Sitting on an airplane waiting to take off this morning and there was a cute little baby in the row right in front of me. He was not happy. It may have been his diaper, or maybe he was hungry, or scared. I don’t know and he was too young to be able to use words to communicate, so he did the best he could, with wailing.
And this led me to reflect on how parents react when their children don’t “behave” in public. I also thought about how sometimes complete strangers react to a child’s display of emotion in horrible ways. This put me on the defensive and I was ready to pounce on the first person who dared suggest some way to shut the baby up. To my utter surprise, no one did. No sighs of annoyance, even. Thank you for this small step in restoring my hope in humanity.
While I was waiting for the inevitable murderous comment to be uttered – which never came – I decided to write a few thoughts down. Here they are, unedited and raw (and sometimes sarcastic – please give me the benefit of the doubt):
Parents can be so cruel.
People can be so cruel.
Children are not an inconvenience, they are people. Children are not brats, they are people with needs. Nor are children your happiness, as if they were responsible for it. They are people.
Children should not be punished or abused for acting like children. If anything, adults ought to be punished for acting like children. How much do we expect our children to behave with more patience than we would if we were in their shoes? Children do not understand etiquette and cultural or social norms, until they are taught, and old enough to understand them.
How often have I been upset with my baby’s cries only to wonder, when I get sick and feel miserable or in pain, if that was exactly the way she was feeling, without the ability to communicate it to me? The 0-2 stage is difficult because it’s all guess work. But once they start talking, do we allow them to grow up at their natural pace, or do we expect them, all of a sudden, to have developed critical thinking skills, empathy, etc. as soon as they can construct their first sentence? And as they grow, their feelings may be immature, but they are still real feelings. Should a 9 yr old be shamed for having 9 yr old feelings? Or a 13 yr old for their age-appropriate feelings?

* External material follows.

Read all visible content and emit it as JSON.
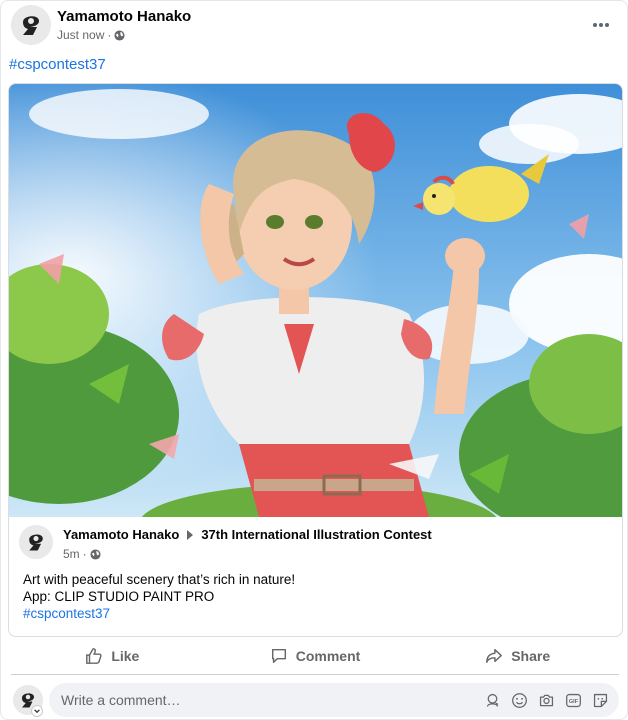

Yes, we should coach them on what to do with those feelings, and discourage them from being controlled by their feelings. This can only come from a place of listening and caring about their feelings. Our first response as parents in uncomfortable public situations where our children are acting out should be to listen and acknowledge their feelings, not shame them for it. The former lovingly builds them up, the other breaks them down, and I don’t want broken children.
How can we as parents build our children up even as they publicly embarrass or annoy us?